When M/s. CRI Limited came to NPCS, they weren't short on ambition — they were short on answers. The Kolkata-based business group wanted to diversify into manufacturing, but they needed more than just a promising idea. They needed data, a realistic cost picture, and a project report solid enough to walk into a bank with.
After screening more than ten manufacturing sectors against CRI's specific investment criteria — moderate capital, early payback, local resource availability, and alignment with sustainable consumer trends — NPCS recommended wooden pencil manufacturing. It wasn't an obvious choice, but the research made a compelling case.
India's pencil market was valued at close to US$ 600 million in 2025, growing steadily on the back of rising school enrolment, government literacy programmes, and a genuine consumer shift toward eco-friendly stationery. The timing was right, the raw material supply was accessible, and the economics worked.
NPCS then built the entire project foundation for CRI. That meant mapping the full manufacturing process — from wood slat procurement and kiln-drying through to lead insertion, lacquering, and final quality inspection — and translating that into a plant layout, machinery shortlist, and operational blueprint the client could actually use.
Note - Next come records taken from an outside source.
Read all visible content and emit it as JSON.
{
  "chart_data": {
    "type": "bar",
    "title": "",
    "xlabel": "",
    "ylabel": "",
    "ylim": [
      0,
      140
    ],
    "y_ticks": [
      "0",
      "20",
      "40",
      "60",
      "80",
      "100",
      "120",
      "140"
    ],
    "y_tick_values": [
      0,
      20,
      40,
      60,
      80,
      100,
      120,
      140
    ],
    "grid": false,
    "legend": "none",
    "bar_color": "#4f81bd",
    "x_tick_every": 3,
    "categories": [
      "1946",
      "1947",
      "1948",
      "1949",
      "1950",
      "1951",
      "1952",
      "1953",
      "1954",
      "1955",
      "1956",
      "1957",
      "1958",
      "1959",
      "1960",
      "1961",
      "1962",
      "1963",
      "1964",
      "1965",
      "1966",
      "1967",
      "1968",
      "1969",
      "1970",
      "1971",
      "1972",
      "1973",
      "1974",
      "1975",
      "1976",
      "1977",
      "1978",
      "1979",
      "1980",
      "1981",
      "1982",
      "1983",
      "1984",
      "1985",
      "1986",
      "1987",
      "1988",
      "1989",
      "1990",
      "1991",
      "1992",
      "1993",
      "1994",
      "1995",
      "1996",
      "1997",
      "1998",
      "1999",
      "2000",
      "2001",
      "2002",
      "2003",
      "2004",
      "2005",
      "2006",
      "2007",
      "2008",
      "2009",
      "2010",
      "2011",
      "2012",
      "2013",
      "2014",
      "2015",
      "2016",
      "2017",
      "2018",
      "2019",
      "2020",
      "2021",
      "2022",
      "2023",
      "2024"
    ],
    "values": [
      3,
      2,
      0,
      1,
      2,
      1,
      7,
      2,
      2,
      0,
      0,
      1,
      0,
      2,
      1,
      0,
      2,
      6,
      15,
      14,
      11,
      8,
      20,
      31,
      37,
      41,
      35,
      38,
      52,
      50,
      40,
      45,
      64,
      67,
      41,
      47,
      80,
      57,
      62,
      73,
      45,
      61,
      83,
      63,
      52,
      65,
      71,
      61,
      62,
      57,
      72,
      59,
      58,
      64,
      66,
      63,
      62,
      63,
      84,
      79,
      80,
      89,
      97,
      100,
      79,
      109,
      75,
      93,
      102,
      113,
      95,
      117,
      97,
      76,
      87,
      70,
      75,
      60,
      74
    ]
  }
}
On the financial side, the numbers came out well. Total project cost was estimated at around ₹15.72 lakh, with a Debt Service Coverage Ratio of 2.59 and a break-even point below 1.0. Payback was projected at two to three years, assuming institutional supply contracts — a realistic assumption given the demand channels NPCS identified. The team also mapped out applicable MSME financing schemes, including PMEGP and CGTMSE, giving CRI a practical path to funding.
Regulatory clarity was built into the deliverable too. CRI received a step-by-step approval roadmap covering factory registration, Pollution Control Board clearance, BIS certification under IS 13729, and state-level MSME incentive applications — the kind of detail that typically takes months to figure out independently.
By the time NPCS handed over the final report, CRI had everything needed to move forward: a market thesis backed by data, a technical blueprint ready for procurement, a financial model ready for lenders, and a regulatory checklist ready for execution. The company initiated implementation shortly after — machinery procurement, site finalisation, permit applications, and key hires all underway.
It's the kind of outcome that only comes when research and execution planning are done properly from the start.